Authors

Nour Bahaa, Mai Mahmoud, Ibrahim Fawzy, Abanoub George, Supervised by: Dr. Khaled Hussein Eng. Nour El-Huda Ashraf

Publishing Date

December 29, 2020.

Abstract

Wheat is an important factor in every human being life’s. Due to that, studying wheat production is a major thing. However, the existence of Wild Oats and Rust in wheat reduces its production by 93% for every square meter. The spread of Wild Oats seeds destroys both the field and the land, for many more years according to the land condition. Moreover, the Rust disease appear due to the change of the weather. Therefore, if the farmer didn’t recognize it as soon as possible, it will damage and reduce the field. For this reason, we will use image processing and deep learning to decrease their appearance.

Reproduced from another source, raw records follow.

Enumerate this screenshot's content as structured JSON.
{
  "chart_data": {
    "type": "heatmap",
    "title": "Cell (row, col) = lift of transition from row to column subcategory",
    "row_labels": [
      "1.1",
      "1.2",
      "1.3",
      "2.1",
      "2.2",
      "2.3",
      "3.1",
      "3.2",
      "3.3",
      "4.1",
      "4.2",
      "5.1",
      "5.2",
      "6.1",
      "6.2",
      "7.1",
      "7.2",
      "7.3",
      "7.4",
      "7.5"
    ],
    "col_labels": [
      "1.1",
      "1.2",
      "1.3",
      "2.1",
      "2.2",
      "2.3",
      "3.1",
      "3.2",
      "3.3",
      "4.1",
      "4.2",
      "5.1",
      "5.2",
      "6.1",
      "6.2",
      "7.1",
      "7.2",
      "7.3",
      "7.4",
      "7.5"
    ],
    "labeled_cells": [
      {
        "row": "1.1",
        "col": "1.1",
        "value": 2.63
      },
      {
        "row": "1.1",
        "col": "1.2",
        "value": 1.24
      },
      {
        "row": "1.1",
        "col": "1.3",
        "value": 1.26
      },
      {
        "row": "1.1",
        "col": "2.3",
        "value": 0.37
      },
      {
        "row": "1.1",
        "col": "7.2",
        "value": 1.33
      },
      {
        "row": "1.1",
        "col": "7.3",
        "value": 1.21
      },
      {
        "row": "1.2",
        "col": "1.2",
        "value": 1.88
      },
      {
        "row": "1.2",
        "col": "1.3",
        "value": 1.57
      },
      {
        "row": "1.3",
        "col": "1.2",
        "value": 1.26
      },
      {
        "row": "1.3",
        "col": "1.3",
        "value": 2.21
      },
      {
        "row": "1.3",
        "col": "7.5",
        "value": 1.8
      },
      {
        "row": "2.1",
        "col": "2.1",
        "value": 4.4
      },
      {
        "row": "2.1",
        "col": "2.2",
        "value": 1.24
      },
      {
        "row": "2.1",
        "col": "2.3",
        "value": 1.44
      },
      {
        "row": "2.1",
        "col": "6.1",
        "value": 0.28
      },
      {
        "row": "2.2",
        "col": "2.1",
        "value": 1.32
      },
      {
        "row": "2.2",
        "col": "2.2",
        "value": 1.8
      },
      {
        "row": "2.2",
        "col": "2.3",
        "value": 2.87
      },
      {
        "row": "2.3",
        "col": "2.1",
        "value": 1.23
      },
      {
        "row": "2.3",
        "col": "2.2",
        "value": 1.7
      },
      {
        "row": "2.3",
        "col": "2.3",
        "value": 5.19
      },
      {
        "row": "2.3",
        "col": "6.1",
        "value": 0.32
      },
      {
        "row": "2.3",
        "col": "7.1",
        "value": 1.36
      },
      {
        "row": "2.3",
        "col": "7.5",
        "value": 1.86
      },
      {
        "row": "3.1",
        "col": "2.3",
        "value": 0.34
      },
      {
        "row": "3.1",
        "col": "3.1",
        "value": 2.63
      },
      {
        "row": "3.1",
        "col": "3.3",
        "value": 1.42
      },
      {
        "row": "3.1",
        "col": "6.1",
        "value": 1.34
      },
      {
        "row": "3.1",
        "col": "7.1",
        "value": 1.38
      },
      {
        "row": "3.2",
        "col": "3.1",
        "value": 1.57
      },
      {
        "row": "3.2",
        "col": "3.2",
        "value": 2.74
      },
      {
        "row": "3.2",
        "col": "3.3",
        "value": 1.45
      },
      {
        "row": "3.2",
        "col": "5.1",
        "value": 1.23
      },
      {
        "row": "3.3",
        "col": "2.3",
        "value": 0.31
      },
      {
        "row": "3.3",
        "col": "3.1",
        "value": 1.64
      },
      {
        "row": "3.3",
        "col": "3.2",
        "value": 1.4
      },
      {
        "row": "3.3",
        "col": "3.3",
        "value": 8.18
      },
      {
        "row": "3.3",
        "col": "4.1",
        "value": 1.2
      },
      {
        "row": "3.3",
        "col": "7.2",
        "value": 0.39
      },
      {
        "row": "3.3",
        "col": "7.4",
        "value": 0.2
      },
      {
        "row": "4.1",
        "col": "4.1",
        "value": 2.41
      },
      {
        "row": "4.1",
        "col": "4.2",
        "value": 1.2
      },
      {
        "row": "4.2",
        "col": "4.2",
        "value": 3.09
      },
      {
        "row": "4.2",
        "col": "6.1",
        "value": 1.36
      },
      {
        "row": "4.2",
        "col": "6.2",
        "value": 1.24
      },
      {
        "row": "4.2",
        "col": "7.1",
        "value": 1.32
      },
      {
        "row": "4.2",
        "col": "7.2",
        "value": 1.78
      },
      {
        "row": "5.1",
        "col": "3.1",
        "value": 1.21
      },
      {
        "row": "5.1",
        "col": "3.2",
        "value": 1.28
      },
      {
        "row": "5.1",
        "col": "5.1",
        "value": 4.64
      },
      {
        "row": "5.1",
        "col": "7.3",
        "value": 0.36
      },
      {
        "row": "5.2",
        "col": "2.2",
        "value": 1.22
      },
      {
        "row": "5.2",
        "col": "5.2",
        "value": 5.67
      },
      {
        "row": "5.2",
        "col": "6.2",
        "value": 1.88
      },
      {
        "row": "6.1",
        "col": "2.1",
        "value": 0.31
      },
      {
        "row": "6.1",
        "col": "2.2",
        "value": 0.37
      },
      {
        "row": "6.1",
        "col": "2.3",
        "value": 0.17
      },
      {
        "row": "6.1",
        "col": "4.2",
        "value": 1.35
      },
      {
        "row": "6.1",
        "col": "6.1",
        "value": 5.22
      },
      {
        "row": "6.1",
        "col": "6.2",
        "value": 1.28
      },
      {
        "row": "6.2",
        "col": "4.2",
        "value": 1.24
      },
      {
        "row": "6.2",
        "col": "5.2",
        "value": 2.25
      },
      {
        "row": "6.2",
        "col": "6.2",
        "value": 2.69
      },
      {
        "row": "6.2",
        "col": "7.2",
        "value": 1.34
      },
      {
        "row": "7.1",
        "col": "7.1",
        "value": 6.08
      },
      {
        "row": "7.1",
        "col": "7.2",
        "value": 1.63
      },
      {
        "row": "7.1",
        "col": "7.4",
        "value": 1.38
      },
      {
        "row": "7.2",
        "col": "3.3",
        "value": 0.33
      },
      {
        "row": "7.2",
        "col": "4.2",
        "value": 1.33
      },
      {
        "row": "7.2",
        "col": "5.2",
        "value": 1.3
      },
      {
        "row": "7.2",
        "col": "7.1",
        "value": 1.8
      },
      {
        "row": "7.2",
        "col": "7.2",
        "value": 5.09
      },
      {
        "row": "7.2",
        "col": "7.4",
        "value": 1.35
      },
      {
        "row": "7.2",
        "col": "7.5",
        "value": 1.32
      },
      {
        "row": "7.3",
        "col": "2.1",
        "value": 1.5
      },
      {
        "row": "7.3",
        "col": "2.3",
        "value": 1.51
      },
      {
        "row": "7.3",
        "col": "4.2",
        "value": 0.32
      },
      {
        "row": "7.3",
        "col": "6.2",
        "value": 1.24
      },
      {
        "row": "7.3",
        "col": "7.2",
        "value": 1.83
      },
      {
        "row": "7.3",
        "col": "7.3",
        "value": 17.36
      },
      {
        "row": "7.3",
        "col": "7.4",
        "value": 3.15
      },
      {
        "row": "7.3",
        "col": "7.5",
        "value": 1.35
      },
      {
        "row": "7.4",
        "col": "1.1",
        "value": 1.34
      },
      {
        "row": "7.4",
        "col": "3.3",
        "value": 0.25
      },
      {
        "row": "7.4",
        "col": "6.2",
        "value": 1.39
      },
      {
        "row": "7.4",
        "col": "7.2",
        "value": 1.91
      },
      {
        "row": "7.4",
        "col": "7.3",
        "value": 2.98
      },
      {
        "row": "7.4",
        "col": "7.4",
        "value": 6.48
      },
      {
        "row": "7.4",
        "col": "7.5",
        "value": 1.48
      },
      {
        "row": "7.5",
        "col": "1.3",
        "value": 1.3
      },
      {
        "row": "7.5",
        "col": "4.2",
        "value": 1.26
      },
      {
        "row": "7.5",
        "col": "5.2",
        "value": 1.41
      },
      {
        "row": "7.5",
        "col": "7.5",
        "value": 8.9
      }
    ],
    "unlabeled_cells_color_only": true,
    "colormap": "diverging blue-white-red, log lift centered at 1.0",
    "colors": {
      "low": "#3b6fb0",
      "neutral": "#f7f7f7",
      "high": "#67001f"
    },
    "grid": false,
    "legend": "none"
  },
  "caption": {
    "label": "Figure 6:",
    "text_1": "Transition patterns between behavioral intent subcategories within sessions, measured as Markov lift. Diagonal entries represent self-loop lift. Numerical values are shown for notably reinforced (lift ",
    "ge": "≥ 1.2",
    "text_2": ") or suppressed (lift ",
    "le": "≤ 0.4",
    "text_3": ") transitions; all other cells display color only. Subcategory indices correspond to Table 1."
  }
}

1.1 Purpose of this document

The purpose of the Software requirement specification (SRS) document is to give a detailed description of the importance of detecting the impurities’ in wheat. Moreover, the document defines how our stakeholder, team, and audience see the product and its functionality. In this document we will illustrate how the system will work with a better understanding, User scenario, and market need. This document will fulfill the detailed information for every input, output, algorithms used in each stage. Along with the Web application, interfaces, hardware, software requirements, and development process. The main purpose of this system is to automatically detect Wild Oats in the early stages and predict the percentage of the rust in Wheat,

1.2 Scope of this document

This document is targeting the farm owners and agriculture experts ,example: Agriculture Research Center , who maybe interested in our web application and cameras, as it will detect if their wheat crop is healthy or not in its stage whether there is Wild Oats grown in their field or not. Also, it will give them the percentage of the rust according to the wind condition in Wheat crop. As a result, for this detection, it will decrease the harm infection of the Wheat crop. In addition, this will help them to save time, effort, and

money.

1.3 System Overview

First thing, the main machine will collect all the knowledge from the input images(size, date and types), where these input images have different specifications. Then some pre-processing will occur by our system to normalize these images it will have same size and dimensions and have full RGB channels. This phase goes to assist us within the main processing phase once we must use these input images. The main processes stage is where we’ve our data in a very normalized sequence, so we are able to now begin to run the training phase of our model to start feeding the algorithm with the pictures. Then comes our testing phase(Validation phase), where our model is prepared to be evaluated and tested by the pictures. We used a layer or shape of Neural Networks which is that the Mask YOLOv5 deep learning approach to simply & faster detection of the wild oat grass & the rusty wheat from the healthy wheat plants within the sector.

1.4 System Scope

Our Scope is to decrease the number of Wild Oats and rust in Wheat and increase the crop production. Producing it by the best quality and in larger crop weight output. Above all, it will increase the farmer income and reduce the work and the time he takes in the field to recognize the Wild Oats. Besides, the money he pays for using the expensive high-quality chemicals to control Wild Oats.